I have a confession.
I am a picky eater.
Now, some of you will actually be laughing at this blog entry only two lines in because, well, this is not so much a confession as much as it is a musing on something anyone who has ever dined with me knows already.
I do not eat a lot of foods.
Some of the things I do not eat include:
Squash, zucchini, broccoli, mushrooms, rutabaga (sound funny, never tried), asparagus, sweet potatoes, peas (Jesus Christ, I really don’t eat peas…), cauliflower, sushi, ham, duck, deer, cottage cheese, shrimp, lobster, scallops, anything bone-in, most peppers, anything too spicy, anything buffalo flavored, and anything that is labeled as being ‘chunky’.
It, of course, extends far further than that. Those are merely the ones I could think of in thirty or so seconds of writing. I am a simple lady. I don’t need much to subsist on. Butter, cheese, noodles? I’ll take them! When you keep adding stuff to that though, trouble appears.
I’m also horrible about trusting food that I know I like if it’s prepared by someone I don’t know. I trust my dad and sister and boyfriend to make something tasty. Some friend’s mom, though? Errrr… I dunno. See, all those people closest to me know what I do and don’t like and realize that, seriously, I will take noodles and cheese. (but not velveta, cause that stuff is shit). You can make your friends who are eating dinner with us all kinds of stuff. Clam chowder? Whatever. Lamb? Sure. But me… I can eat noodles. And cheese. Then everyone is happy.
You’d think restaurants would be an issue, then, right? Not so much, it turns out. I have a go-to menu item for every cuisine. Mexican food begets three hard shell beef tacos. Italian means fettuccini Alfredo. ‘American’ style gets me a burger. Thai orders are usually pad thai, unless it’s the most wonderful thai place EVER, Yum Yum Thai. Fancy place means it’s steak time.
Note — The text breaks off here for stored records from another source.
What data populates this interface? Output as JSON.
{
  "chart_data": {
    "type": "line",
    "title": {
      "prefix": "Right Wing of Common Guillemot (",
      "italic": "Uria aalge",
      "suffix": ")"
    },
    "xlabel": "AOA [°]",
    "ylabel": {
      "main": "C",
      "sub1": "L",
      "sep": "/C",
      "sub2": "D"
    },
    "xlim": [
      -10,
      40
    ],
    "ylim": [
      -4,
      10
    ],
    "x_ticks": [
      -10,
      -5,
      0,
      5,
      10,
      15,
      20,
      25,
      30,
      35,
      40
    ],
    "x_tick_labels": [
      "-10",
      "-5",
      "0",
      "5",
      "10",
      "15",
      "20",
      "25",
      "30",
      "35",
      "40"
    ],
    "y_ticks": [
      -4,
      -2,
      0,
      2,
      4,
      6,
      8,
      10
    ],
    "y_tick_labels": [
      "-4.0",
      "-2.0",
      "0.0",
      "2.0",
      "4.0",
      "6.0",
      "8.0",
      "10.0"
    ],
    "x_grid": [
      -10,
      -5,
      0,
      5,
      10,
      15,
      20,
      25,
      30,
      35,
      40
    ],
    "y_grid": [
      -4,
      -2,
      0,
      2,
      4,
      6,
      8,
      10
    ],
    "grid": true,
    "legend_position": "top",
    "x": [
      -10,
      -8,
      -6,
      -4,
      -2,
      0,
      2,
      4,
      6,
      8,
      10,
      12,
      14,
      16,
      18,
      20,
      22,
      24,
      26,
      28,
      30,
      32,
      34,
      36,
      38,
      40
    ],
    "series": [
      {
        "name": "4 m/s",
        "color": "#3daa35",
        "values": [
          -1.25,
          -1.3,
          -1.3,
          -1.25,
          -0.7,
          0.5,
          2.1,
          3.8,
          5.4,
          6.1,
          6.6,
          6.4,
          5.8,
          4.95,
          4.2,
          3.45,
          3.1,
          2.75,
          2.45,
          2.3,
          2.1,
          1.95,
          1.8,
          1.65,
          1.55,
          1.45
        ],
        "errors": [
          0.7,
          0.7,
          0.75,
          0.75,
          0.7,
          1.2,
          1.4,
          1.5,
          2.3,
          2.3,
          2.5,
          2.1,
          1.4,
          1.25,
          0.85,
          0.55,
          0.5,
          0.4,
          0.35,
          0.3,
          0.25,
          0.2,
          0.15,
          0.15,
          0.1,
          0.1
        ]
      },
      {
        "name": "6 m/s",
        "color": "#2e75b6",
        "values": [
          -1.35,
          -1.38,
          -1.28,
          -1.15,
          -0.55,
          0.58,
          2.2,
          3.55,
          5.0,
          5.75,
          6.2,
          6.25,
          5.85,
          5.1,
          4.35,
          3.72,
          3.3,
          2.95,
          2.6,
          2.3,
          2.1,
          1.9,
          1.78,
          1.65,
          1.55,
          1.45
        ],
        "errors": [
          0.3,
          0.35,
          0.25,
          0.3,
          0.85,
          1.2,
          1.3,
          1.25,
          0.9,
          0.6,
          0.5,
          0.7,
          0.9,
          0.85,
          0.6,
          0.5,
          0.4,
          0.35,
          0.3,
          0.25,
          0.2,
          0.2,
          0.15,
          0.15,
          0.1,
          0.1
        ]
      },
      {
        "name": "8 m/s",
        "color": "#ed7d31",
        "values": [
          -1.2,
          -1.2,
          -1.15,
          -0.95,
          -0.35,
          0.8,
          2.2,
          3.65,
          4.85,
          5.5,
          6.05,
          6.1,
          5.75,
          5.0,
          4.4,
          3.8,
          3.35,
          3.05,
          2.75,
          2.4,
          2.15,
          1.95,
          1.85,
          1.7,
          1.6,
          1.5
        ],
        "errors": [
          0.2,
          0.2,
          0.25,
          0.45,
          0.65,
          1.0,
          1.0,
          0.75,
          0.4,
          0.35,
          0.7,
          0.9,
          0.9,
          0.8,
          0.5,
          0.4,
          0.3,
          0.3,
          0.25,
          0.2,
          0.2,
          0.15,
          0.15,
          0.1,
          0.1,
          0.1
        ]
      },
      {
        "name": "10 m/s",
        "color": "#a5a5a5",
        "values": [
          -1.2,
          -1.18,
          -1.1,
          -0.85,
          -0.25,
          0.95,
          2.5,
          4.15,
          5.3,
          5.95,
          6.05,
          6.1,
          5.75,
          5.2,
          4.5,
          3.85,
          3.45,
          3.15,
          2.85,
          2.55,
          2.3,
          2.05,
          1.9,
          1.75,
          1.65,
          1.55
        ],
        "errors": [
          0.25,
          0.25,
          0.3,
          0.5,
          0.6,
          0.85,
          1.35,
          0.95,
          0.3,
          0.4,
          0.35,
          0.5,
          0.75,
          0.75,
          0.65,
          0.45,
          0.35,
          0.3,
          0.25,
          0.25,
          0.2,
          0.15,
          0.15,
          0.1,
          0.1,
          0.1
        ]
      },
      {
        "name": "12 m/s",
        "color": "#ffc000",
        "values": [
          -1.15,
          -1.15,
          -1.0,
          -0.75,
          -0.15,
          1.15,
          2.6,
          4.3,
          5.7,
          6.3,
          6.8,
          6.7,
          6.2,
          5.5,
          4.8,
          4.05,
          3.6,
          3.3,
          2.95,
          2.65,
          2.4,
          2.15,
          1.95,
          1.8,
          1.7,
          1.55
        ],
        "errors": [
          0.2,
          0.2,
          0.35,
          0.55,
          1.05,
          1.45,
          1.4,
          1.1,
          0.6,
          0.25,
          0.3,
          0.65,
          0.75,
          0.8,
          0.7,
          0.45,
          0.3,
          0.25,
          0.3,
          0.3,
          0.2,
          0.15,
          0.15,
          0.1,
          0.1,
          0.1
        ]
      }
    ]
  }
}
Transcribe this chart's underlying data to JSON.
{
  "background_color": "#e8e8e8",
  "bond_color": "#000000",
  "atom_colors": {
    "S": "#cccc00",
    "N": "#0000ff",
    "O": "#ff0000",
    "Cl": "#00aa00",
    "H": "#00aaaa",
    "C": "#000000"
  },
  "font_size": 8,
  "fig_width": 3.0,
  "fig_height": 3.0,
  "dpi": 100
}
I’ve considered feigning an allergy to get past the whole ‘picky’ thing. People don’t look down on allergies. If you’re allergic to shellfish then they’re sorry that they made crawfish for dinner. If you just think they taste like chewy, rotting fish then, well, you’re kind of an ass.
This is why I’m praying that I don’t die of starvation in the Peace Corps, which seems at this point to be a real possibility. I’m flexible with where I’ll go, what I’ll wear, if I’ll have electricity, how hot it is, what I sleep on, the job I’ll have, but… what I eat? Ruh-roh.
You guys may end up sending me noodles.